Katie, aged 47 from Birmingham was diagnosed with breast cancer in August 2015. She explains how treatment made her feel the cold and how this lead to problems managing her fuel bills.

“When I was going through treatment for breast cancer, I felt freezing all of the time and just couldn’t warm up no matter what I did. I wanted to have the heating on all of the time but was struggling to cope financially. I’m a single mum of two and ended up just putting the heating on when the kids were getting ready for school in the morning. I’d then spend the day alone in a cold house and used to go to bed wearing a dressing gown and a woolly hat and still not feel warm.”

“Eventually I called the Macmillan Support Line and because I was an npower customer, I was put on npower’s Macmillan Fund. The advisor actually told me to go and put the heating on straight away! It was such a relief. They wrote off an outstanding payment and capped my bills to a manageable amount. I just thought it was too good to be true and really felt like I had won the lottery. Macmillan and npower lifted one of my worries and helped me to focus on getting better.”

Fran Woodard, Executive Director of Policy and Impact at Macmillan Cancer Support, says: “People going through cancer treatment are often at home more and also need to turn their heating up to deal with side effects such as weight and hair loss and circulation problems, all of which can make people feel colder. In addition, chemotherapy itself can have a side effect of making people feel cold. This all means that their energy use goes up whilst their income may be reduced. npower’s Macmillan Fund provides vital support  to people undergoing cancer treatment, allowing them to focus on their health instead of their energy consumption.”

Clare McDougall, Head of Community at npower says: “Macmillan do such vital work and that’s why our employees have been supporting them for the last decade. Committing to another three years means Macmillan can count on our support to help keep the people warm without them having to worry.”
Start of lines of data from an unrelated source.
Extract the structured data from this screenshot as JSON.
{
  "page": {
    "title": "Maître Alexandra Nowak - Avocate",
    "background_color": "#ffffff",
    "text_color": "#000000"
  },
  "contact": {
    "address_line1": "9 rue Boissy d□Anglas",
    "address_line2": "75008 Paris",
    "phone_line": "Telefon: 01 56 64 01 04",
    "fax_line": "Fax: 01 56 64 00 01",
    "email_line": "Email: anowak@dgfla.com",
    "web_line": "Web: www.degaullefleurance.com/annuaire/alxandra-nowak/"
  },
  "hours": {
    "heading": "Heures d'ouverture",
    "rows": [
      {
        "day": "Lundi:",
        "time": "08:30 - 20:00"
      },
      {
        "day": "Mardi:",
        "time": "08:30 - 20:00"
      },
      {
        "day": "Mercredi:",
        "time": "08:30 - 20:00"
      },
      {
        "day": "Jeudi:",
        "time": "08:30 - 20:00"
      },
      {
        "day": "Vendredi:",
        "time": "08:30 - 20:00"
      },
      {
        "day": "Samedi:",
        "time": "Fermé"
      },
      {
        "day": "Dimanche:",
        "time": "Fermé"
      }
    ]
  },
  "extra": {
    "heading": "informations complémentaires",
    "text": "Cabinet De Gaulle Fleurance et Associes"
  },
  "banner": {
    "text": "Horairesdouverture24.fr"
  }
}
If you’re living with cancer and struggling to pay your energy bills, call Macmillan Cancer Support on 0808 808 0000 Monday to Friday, 9am to 8pm or visit macmillan.org.uk/keepwarm for more information.

 

Notes to Editors


[i] Source: Macmillan/YouGov online survey of 1,266 adults aged 18 and over in the UK with a previous cancer diagnosis. Fieldwork conducted between 22nd December 2015 and 5th January.  The figures have been weighted and are representative of the living with cancer population.  Results in this report are based on the 503 respondents who were diagnosed within the last two years.  19% said they had stayed in bed or gone to bed early to keep warm as a way to keep their energy bills down in the last 12 months.  Other options included; Turn the heating off, even when they needed it on, Worn a coat indoors to keep warm, Used a hot water bottle instead of putting the heating on, Washed clothes or bedding less frequently, Turned the lights off, even when you needed them on, Avoided going home, to save putting the heating on, Had a hot bath or shower instead of putting the heating on and Made a cold meal instead.


[ii] 21% of people surveyed who were diagnosed with cancer within the last two years reported their energy bills had increased as a result of their cancer and treatment.